I've several major remarks, and major questions, that make me uncomfortable to accept this work to be published in PCI.

**Terminology**.

The title and the whole text use the term "MPHF". I agree that enc_c and enc_c^r are technically speaking MPHFs. However, they can apply only on a full universe of ALL words of fixed size k on a given alphabet. SO the encodable set is of size A^k. This is not possible to encode a set of say a million kmers of size 31 on the ACGT alphabet (for instance).

This does not devaluates the work, but I really think that you should modify the name that can lead disappointed readers to stop the reading at the end of the abstract.

I may suggest something as "general kmer encoding".

**Concrete usage.**

Certainly I missed something. I tried to imagine practical use cases in which enc_c[^r] would be beneficial, but I failed.

In practice (on DNA alphabet), when I want to MPHF a set of kmers I use the following steps: 1/ transform canonical (based on lexicographic order) ASCII kmer to binary kmers using the "enc" function you describe in the manuscript, 2/ create an MPHF on the encoded set. Note that during step 1, the distribution of kmers is uneven as much canonical kmers will appear in the "smaller binary values", but this has no impact on the MPHF construction in 2.

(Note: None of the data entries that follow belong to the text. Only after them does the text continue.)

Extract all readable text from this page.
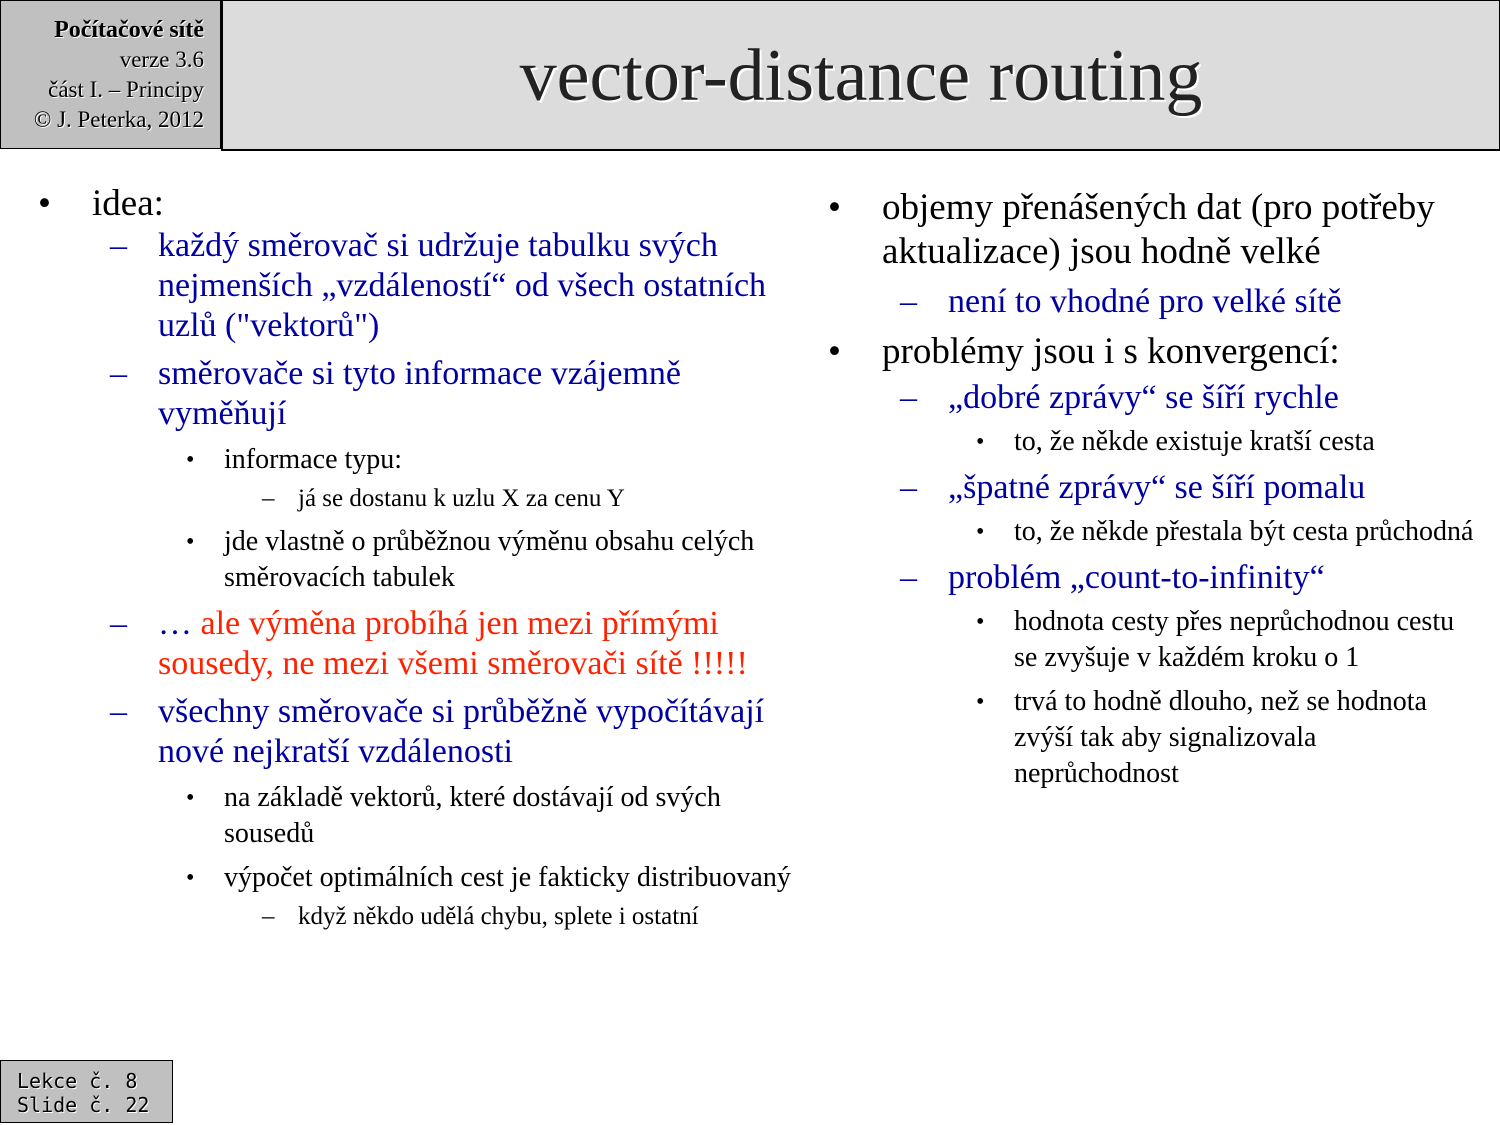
Počítačové sítě
verze 3.6
část I. – Principy
© J. Peterka, 2012
vector-distance routing
• idea:
– každý směrovač si udržuje tabulku svých nejmenších „vzdáleností“ od všech ostatních uzlů ("vektorů")
– směrovače si tyto informace vzájemně vyměňují
• informace typu:
– já se dostanu k uzlu X za cenu Y
• jde vlastně o průběžnou výměnu obsahu celých směrovacích tabulek
– … ale výměna probíhá jen mezi přímými sousedy, ne mezi všemi směrovači sítě !!!!!
– všechny směrovače si průběžně vypočítávají nové nejkratší vzdálenosti
• na základě vektorů, které dostávají od svých sousedů
• výpočet optimálních cest je fakticky distribuovaný
– když někdo udělá chybu, splete i ostatní
• objemy přenášených dat (pro potřeby aktualizace) jsou hodně velké
– není to vhodné pro velké sítě
• problémy jsou i s konvergencí:
– „dobré zprávy“ se šíří rychle
• to, že někde existuje kratší cesta
– „špatné zprávy“ se šíří pomalu
• to, že někde přestala být cesta průchodná
– problém „count-to-infinity“
• hodnota cesty přes neprůchodnou cestu se zvyšuje v každém kroku o 1
• trvá to hodně dlouho, než se hodnota zvýší tak aby signalizovala neprůchodnost
Lekce č. 8
Slide č. 22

Using enc_c, step 1 would generate uniform distribution of binary values (on a smaller space, roughly of size 1/2A^k) but finally the final step would ends up with the same result.

**Evaluation**

The evaluation somehow reflects the previous remark. The only result is about the distribution of encoded kmers to 16 buckets. Why 16? And, more importantly, I'd be nice to also compare with any bijective hash function (such as reversible xorshift hash function for instance provided by Heng Li https://github.com/lh3/bfc/blob/master/kmer.h).

So what are the concrete advantages ? Sorry if I missed this, but the message is not clear to me.

**More minor remarks**

* Fig1: you may give a few named squares (eg first one is AAAAA, last one from first line is AAATTA if I'm correct, ...)

* Some definitions are generic while the differ when applied to completed sequences or not (eg canonical kmer definition in the preliminaries, number of palindromes, ...)

* C_k (end of page 4 undefined)

* Preliminaries: precise that sequences start at index 1 on your framework

* Page 5: avoid using the name 'K' for the function rank as this notation is already used.

* I did not understand the triangle numbers from which K is "derived" -> also what do you exactly mean by "derived"?

* Did you implement the rolling approach you propose for computing enc_c^r of successive kmers on DNA sequences?